La Directrice de la Police Municipale et de la Sécurité a rencontré, ce 18 mars 2026, les leaders syndicaux et chefs de camps à l’esplanade de la salle des fêtes d’Akwa. Entre pédagogie et mise en demeure, l’autorité a réaffirmé la gratuité des mesures d’accompagnement de la Ville tout en prévenant : la phase de sensibilisation touche à sa fin.
L’esplanade de la salle des fêtes d’Akwa a servi de cadre, ce mardi, à une séance de clarification majeure. Face aux présidents de syndicats et chefs de camps de mototaxis, la Directrice de la Police Municipale et de la Sécurité (DPMS) a porté un message de rigueur mâtiné de protection sociale. L’objectif affiché par la Communauté Urbaine de Douala (CUD) est clair : assainir un secteur souvent perçu comme désordonné pour en faire un modèle de sécurité et d’organisation.
L’intérêt général avant les intérêts financiers
S’adressant sans détour aux responsables syndicaux, Arlette Alemoka a tenu à recadrer le rôle de ces derniers. Pour la DPMS, la mission d’un président de syndicat ne doit pas être lucrative, mais protectrice. « L’objectif de la ville est sécuritaire et organisationnel. Nous sommes très loin de l’argent », a-t-elle martelé, invitant les leaders à se sacrifier pour le bien-être de leurs membres plutôt que de se plaindre de l’absence de retombées financières immédiates, dans l’assistance, l’approche semble avoir porté ses fruits, un conducteur présent à la salle des fêtes ayant requis l’anonymat témoigne de la pertinence des échanges« Nous avons eu à échanger avec Mme la directrice sur la stratégie de comment aborder ceux qui sont réticents à porter le chasuble homologué. J’ai trouvé cela bien. Nous allons aller progressivement, même Paris n’a pas été construit en un seul jour. Je pense que l’identification est une bonne chose et celui qui refuse de s’identifier n’est pas sérieux. »
Elle a rappelé que la mairie offre gracieusement la formation, les chasubles homologués et l’accompagnement pour l’obtention du permis de conduire. Une main tendue qui ne doit pas être interprétée comme une faiblesse, car l’autorité a été formelle : la phase de répression contre ceux qui refusent de se conformer aux directives (formation, port du chasuble, permis) débutera dans les prochains jours.
Cap sur le terrain : le défi de l’ordre public à « Ancien Dalip »

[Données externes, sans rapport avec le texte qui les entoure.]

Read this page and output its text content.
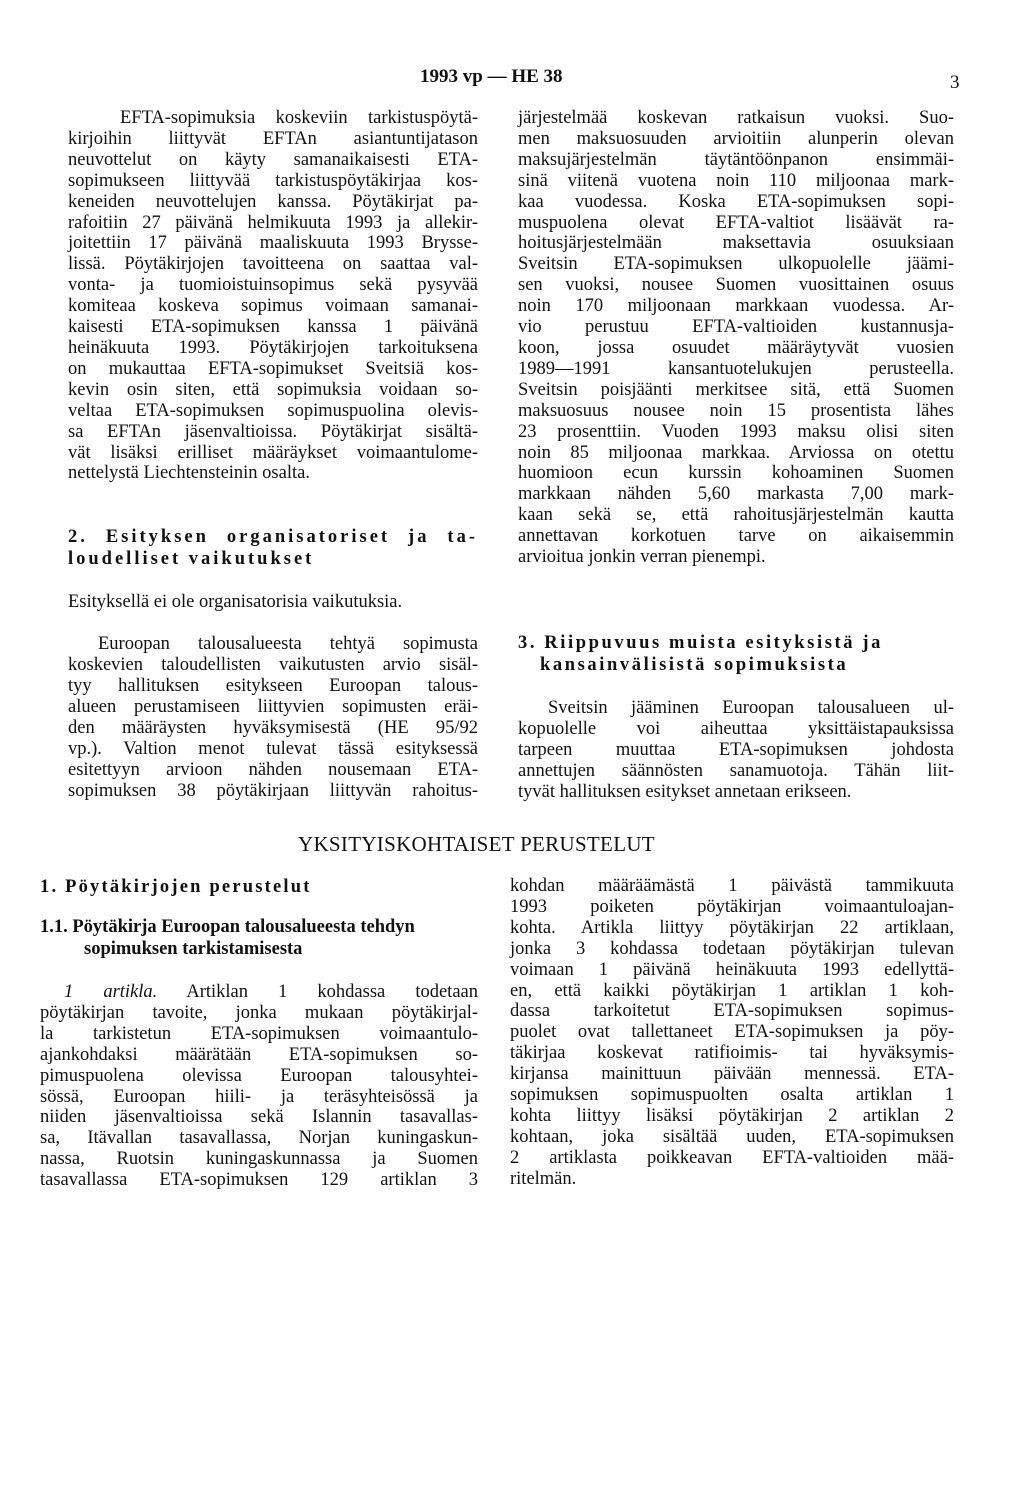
1993 vp — HE 38	3

EFTA-sopimuksia koskeviin tarkistuspöytä-
kirjoihin liittyvät EFTAn asiantuntijatason
neuvottelut on käyty samanaikaisesti ETA-
sopimukseen liittyvää tarkistuspöytäkirjaa kos-
keneiden neuvottelujen kanssa. Pöytäkirjat pa-
rafoitiin 27 päivänä helmikuuta 1993 ja allekir-
joitettiin 17 päivänä maaliskuuta 1993 Brysse-
lissä. Pöytäkirjojen tavoitteena on saattaa val-
vonta- ja tuomioistuinsopimus sekä pysyvää
komiteaa koskeva sopimus voimaan samanai-
kaisesti ETA-sopimuksen kanssa 1 päivänä
heinäkuuta 1993. Pöytäkirjojen tarkoituksena
on mukauttaa EFTA-sopimukset Sveitsiä kos-
kevin osin siten, että sopimuksia voidaan so-
veltaa ETA-sopimuksen sopimuspuolina olevis-
sa EFTAn jäsenvaltioissa. Pöytäkirjat sisältä-
vät lisäksi erilliset määräykset voimaantulome-
nettelystä Liechtensteinin osalta.

2. Esityksen organisatoriset ja ta-
loudelliset vaikutukset

Esityksellä ei ole organisatorisia vaikutuksia.

Euroopan talousalueesta tehtyä sopimusta
koskevien taloudellisten vaikutusten arvio sisäl-
tyy hallituksen esitykseen Euroopan talous-
alueen perustamiseen liittyvien sopimusten eräi-
den määräysten hyväksymisestä (HE 95/92
vp.). Valtion menot tulevat tässä esityksessä
esitettyyn arvioon nähden nousemaan ETA-
sopimuksen 38 pöytäkirjaan liittyvän rahoitus-

järjestelmää koskevan ratkaisun vuoksi. Suo-
men maksuosuuden arvioitiin alunperin olevan
maksujärjestelmän täytäntöönpanon ensimmäi-
sinä viitenä vuotena noin 110 miljoonaa mark-
kaa vuodessa. Koska ETA-sopimuksen sopi-
muspuolena olevat EFTA-valtiot lisäävät ra-
hoitusjärjestelmään maksettavia osuuksiaan
Sveitsin ETA-sopimuksen ulkopuolelle jäämi-
sen vuoksi, nousee Suomen vuosittainen osuus
noin 170 miljoonaan markkaan vuodessa. Ar-
vio perustuu EFTA-valtioiden kustannusja-
koon, jossa osuudet määräytyvät vuosien
1989—1991 kansantuotelukujen perusteella.
Sveitsin poisjäänti merkitsee sitä, että Suomen
maksuosuus nousee noin 15 prosentista lähes
23 prosenttiin. Vuoden 1993 maksu olisi siten
noin 85 miljoonaa markkaa. Arviossa on otettu
huomioon ecun kurssin kohoaminen Suomen
markkaan nähden 5,60 markasta 7,00 mark-
kaan sekä se, että rahoitusjärjestelmän kautta
annettavan korkotuen tarve on aikaisemmin
arvioitua jonkin verran pienempi.

3. Riippuvuus muista esityksistä ja
kansainvälisistä sopimuksista

Sveitsin jääminen Euroopan talousalueen ul-
kopuolelle voi aiheuttaa yksittäistapauksissa
tarpeen muuttaa ETA-sopimuksen johdosta
annettujen säännösten sanamuotoja. Tähän liit-
tyvät hallituksen esitykset annetaan erikseen.

YKSITYISKOHTAISET PERUSTELUT
1. Pöytäkirjojen perustelut
1.1. Pöytäkirja Euroopan talousalueesta tehdyn
sopimuksen tarkistamisesta

1 artikla. Artiklan 1 kohdassa todetaan
pöytäkirjan tavoite, jonka mukaan pöytäkirjal-
la tarkistetun ETA-sopimuksen voimaantulo-
ajankohdaksi määrätään ETA-sopimuksen so-
pimuspuolena olevissa Euroopan talousyhtei-
sössä, Euroopan hiili- ja teräsyhteisössä ja
niiden jäsenvaltioissa sekä Islannin tasavallas-
sa, Itävallan tasavallassa, Norjan kuningaskun-
nassa, Ruotsin kuningaskunnassa ja Suomen
tasavallassa ETA-sopimuksen 129 artiklan 3

kohdan määräämästä 1 päivästä tammikuuta
1993 poiketen pöytäkirjan voimaantuloajan-
kohta. Artikla liittyy pöytäkirjan 22 artiklaan,
jonka 3 kohdassa todetaan pöytäkirjan tulevan
voimaan 1 päivänä heinäkuuta 1993 edellyttä-
en, että kaikki pöytäkirjan 1 artiklan 1 koh-
dassa tarkoitetut ETA-sopimuksen sopimus-
puolet ovat tallettaneet ETA-sopimuksen ja pöy-
täkirjaa koskevat ratifioimis- tai hyväksymis-
kirjansa mainittuun päivään mennessä. ETA-
sopimuksen sopimuspuolten osalta artiklan 1
kohta liittyy lisäksi pöytäkirjan 2 artiklan 2
kohtaan, joka sisältää uuden, ETA-sopimuksen
2 artiklasta poikkeavan EFTA-valtioiden mää-
ritelmän.
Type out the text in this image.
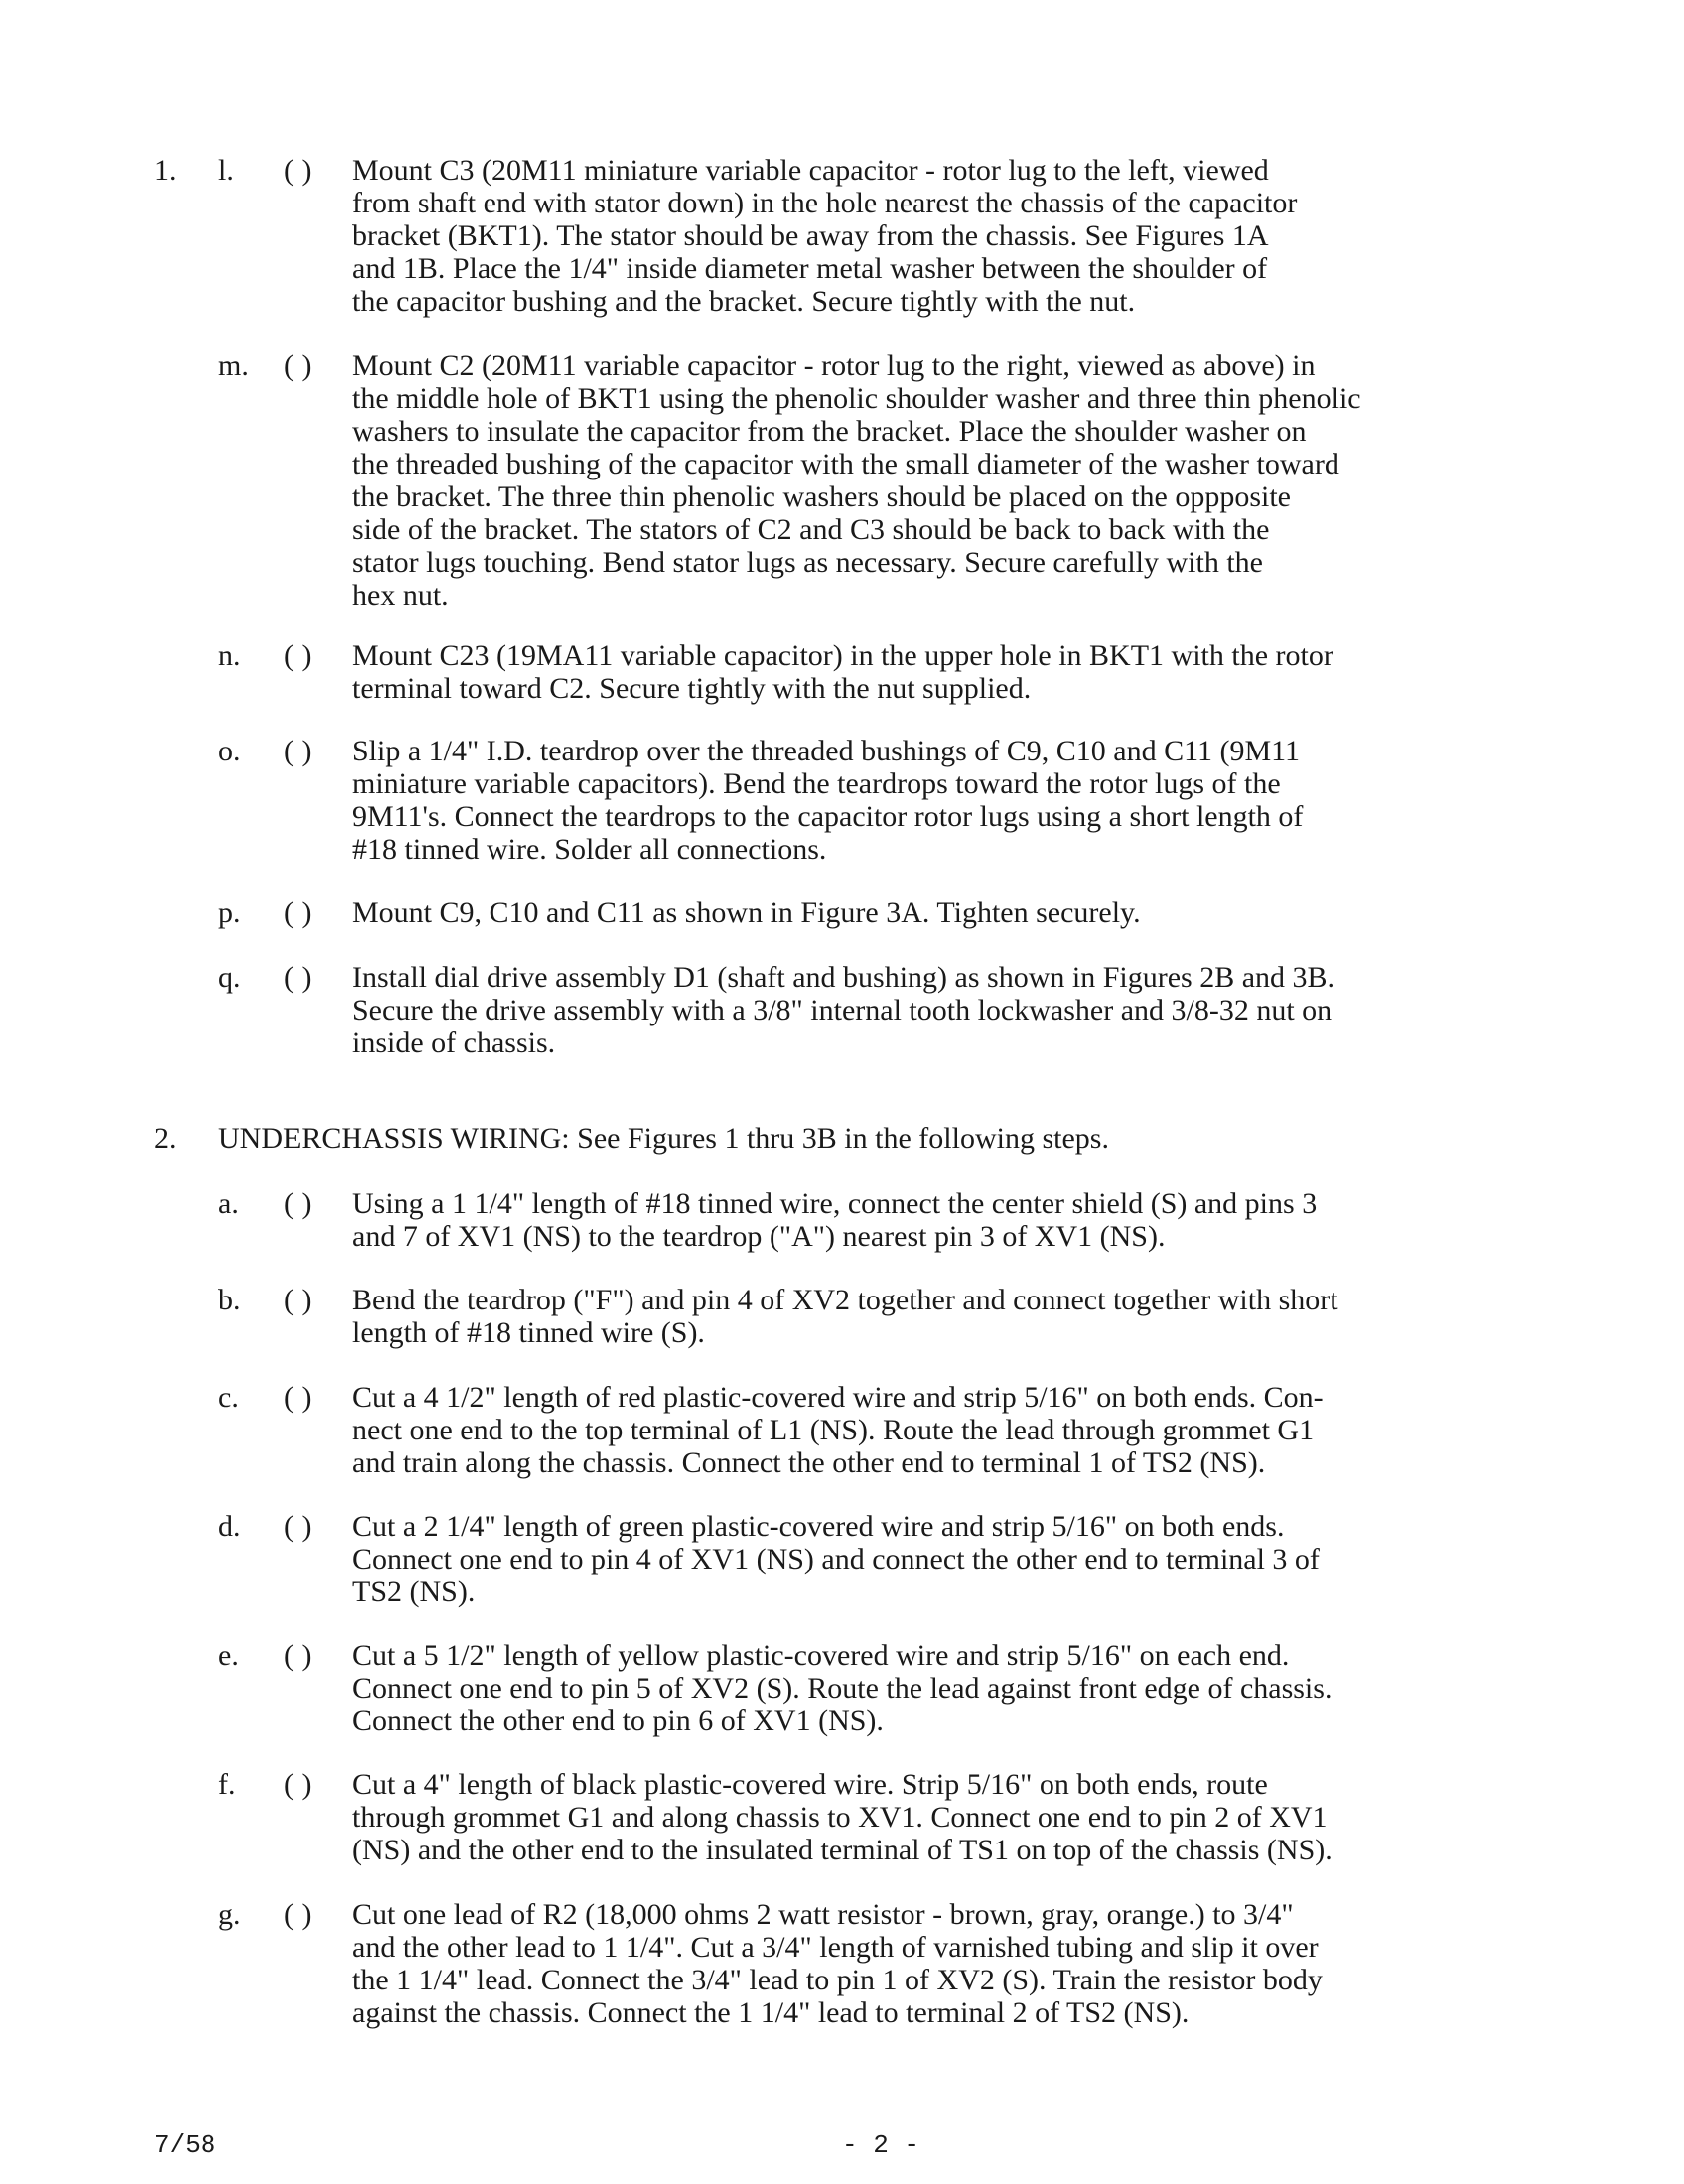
1. l. ( ) Mount C3 (20M11 miniature variable capacitor - rotor lug to the left, viewed
from shaft end with stator down) in the hole nearest the chassis of the capacitor
bracket (BKT1). The stator should be away from the chassis. See Figures 1A
and 1B. Place the 1/4" inside diameter metal washer between the shoulder of
the capacitor bushing and the bracket. Secure tightly with the nut.
m. ( ) Mount C2 (20M11 variable capacitor - rotor lug to the right, viewed as above) in
the middle hole of BKT1 using the phenolic shoulder washer and three thin phenolic
washers to insulate the capacitor from the bracket. Place the shoulder washer on
the threaded bushing of the capacitor with the small diameter of the washer toward
the bracket. The three thin phenolic washers should be placed on the oppposite
side of the bracket. The stators of C2 and C3 should be back to back with the
stator lugs touching. Bend stator lugs as necessary. Secure carefully with the
hex nut.
n. ( ) Mount C23 (19MA11 variable capacitor) in the upper hole in BKT1 with the rotor
terminal toward C2. Secure tightly with the nut supplied.
o. ( ) Slip a 1/4" I.D. teardrop over the threaded bushings of C9, C10 and C11 (9M11
miniature variable capacitors). Bend the teardrops toward the rotor lugs of the
9M11's. Connect the teardrops to the capacitor rotor lugs using a short length of
#18 tinned wire. Solder all connections.
p. ( ) Mount C9, C10 and C11 as shown in Figure 3A. Tighten securely.
q. ( ) Install dial drive assembly D1 (shaft and bushing) as shown in Figures 2B and 3B.
Secure the drive assembly with a 3/8" internal tooth lockwasher and 3/8-32 nut on
inside of chassis.
2. UNDERCHASSIS WIRING: See Figures 1 thru 3B in the following steps.
a. ( ) Using a 1 1/4" length of #18 tinned wire, connect the center shield (S) and pins 3
and 7 of XV1 (NS) to the teardrop ("A") nearest pin 3 of XV1 (NS).
b. ( ) Bend the teardrop ("F") and pin 4 of XV2 together and connect together with short
length of #18 tinned wire (S).
c. ( ) Cut a 4 1/2" length of red plastic-covered wire and strip 5/16" on both ends. Con-
nect one end to the top terminal of L1 (NS). Route the lead through grommet G1
and train along the chassis. Connect the other end to terminal 1 of TS2 (NS).
d. ( ) Cut a 2 1/4" length of green plastic-covered wire and strip 5/16" on both ends.
Connect one end to pin 4 of XV1 (NS) and connect the other end to terminal 3 of
TS2 (NS).
e. ( ) Cut a 5 1/2" length of yellow plastic-covered wire and strip 5/16" on each end.
Connect one end to pin 5 of XV2 (S). Route the lead against front edge of chassis.
Connect the other end to pin 6 of XV1 (NS).
f. ( ) Cut a 4" length of black plastic-covered wire. Strip 5/16" on both ends, route
through grommet G1 and along chassis to XV1. Connect one end to pin 2 of XV1
(NS) and the other end to the insulated terminal of TS1 on top of the chassis (NS).
g. ( ) Cut one lead of R2 (18,000 ohms 2 watt resistor - brown, gray, orange.) to 3/4"
and the other lead to 1 1/4". Cut a 3/4" length of varnished tubing and slip it over
the 1 1/4" lead. Connect the 3/4" lead to pin 1 of XV2 (S). Train the resistor body
against the chassis. Connect the 1 1/4" lead to terminal 2 of TS2 (NS).
7/58	- 2 -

Après les échanges à Akwa, le cortège s’est déporté vers le carrefour stratégique « Ancien Dalip » pour poursuivre cette campagne de proximité. Ce fut l’occasion pour la directrice de rappeler le chemin parcouru : l’époque où les conducteurs de motos affrontaient violemment la police municipale est révolue grâce aux séminaires annuels de sensibilisation. Ce dialogue permanent a permis d’éradiquer des phénomènes comme le « retour » et d’inculquer le respect du code de la route.
En concluant sur la question des équipements, la directrice a coupé court aux hésitations : la ville offre tout gratuitement, mais pour les récalcitrants qui refuseraient les chasubles arborant des logos partenaires, la liberté leur est laissée d’acheter leur propre équipement homologué, à condition de respecter les normes de la ville. Le message est passé : à Douala, la sécurité des citoyens ne se négocie pas.